Even while completing her Bachelor of Social Work at La Trobe University, Kristy was talking about setting up an animal therapy farm. She wanted children to have a taste of her own experiences on the same land where she and siblings grew up milking cows, riding horses and ferreting down the creek. But there was another reason gnawing away at her that was even closer to home – an angry little boy she just didn’t know how to be a mother to.


“I had a son I couldn’t understand until, at nine, he was diagnosed with Asperger’s Syndrome,” she said.


“We were told we needed to work on his social skills so we bought him a puppy and it was lovely seeing the interaction between them. When he got older, he developed an interest in cattle through my father and brother.
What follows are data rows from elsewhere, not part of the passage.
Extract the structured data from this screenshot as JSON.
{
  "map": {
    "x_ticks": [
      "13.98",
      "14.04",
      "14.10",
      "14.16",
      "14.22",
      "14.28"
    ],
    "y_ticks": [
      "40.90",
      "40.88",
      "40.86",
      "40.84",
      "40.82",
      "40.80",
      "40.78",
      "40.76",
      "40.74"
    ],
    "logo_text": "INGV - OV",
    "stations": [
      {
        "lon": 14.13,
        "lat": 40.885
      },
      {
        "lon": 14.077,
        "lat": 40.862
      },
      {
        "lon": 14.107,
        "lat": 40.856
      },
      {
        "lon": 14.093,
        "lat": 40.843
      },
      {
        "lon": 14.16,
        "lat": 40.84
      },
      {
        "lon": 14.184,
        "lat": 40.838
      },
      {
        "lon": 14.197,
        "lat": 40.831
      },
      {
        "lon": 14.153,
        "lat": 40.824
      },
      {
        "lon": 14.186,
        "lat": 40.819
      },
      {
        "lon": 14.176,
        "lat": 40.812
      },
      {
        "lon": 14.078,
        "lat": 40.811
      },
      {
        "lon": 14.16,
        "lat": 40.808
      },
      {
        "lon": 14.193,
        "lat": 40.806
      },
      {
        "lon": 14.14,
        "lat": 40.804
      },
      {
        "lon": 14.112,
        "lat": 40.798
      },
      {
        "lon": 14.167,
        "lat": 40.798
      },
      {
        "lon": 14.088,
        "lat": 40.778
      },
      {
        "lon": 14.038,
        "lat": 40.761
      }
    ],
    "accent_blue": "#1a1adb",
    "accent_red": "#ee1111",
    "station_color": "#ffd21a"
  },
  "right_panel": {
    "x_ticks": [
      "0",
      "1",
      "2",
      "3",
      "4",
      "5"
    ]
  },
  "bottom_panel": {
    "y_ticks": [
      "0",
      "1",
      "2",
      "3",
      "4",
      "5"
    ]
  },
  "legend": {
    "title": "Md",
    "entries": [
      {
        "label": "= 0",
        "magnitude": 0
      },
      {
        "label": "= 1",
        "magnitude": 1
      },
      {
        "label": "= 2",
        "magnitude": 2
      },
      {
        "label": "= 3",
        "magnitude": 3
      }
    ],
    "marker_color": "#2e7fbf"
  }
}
He saved up and bought his own calf and began showing it – this was a kid who didn’t want to talk to people.”


Kristy finished her degree in 2013 but it wasn’t until 2018 after working for a number of welfare organisations that she bit the bullet, quit her fulltime job and started setting up Flash Farm.


ABOVE: Kristy hand picks all the animals at Flash Farm. Picture: LEON SCHOOTS

Her aim was create a tranquil setting where young people could undertake educational activities to improve their social, emotional and cognitive abilities. Through her work and experiences with her own son she knew there were children and teenagers in the Bendigo region who were struggling to fit in to the traditional education system and that there was very little on offer in the way of help.


In the first 12 months she was operating, 40 participants aged four to 19 came through Flash Farm, with Kristy working with them individually or in groups capped at six one day a week.


That has now expanded to 50 sessions a week for both groups and individuals.


The reasons they come are varied – some have been referred by schools because of disruptive behaviour but there are also private clients who have sought help because their children are so anxious they can’t even get them through the school gate.


Many of the clients are on the autism spectrum or have attention disorders.


Kristy has carefully selected the animals for their temperaments as well as their stories, which she uses to help kids connect. Rescues particularly resonate with children in out-of-home care, she says.


Painstakingly planned programs were “thrown out the window” very early on in preference of a more organic process based on each child’s needs.


“The kids are the experts,” she says. “I try to meet with every child that comes in here before they join one of the groups and I listen to what they want and where they are feeling they are not being heard. I listen to the parents as well – parents are pretty good – but the kids have got a better story. The parents can't change the kids – the kids are the ones who are going to take this away.”


With a few years of operation at Flash Farm now under her belt, Kristy has no regrets about the direction her life has taken.


“It’s the best decision I ever made,” she says.


“We had a girl out here whose family was getting calls from her school about her behaviour three times a day. After she’d been here for a term her grandmother came out to speak to me.


“She said ‘I don’t know what you do or how you do it but you have changed our world – we used to just sit waiting for the next call wondering what it would be this time but we’ve only had one call for the entire term’.


“That resonated with me because I used to be that mum.


“It’s amazing to see animals, dirt and all this stuff come together – it gives these kids a sense of innocence again and helps them to understand who they are.”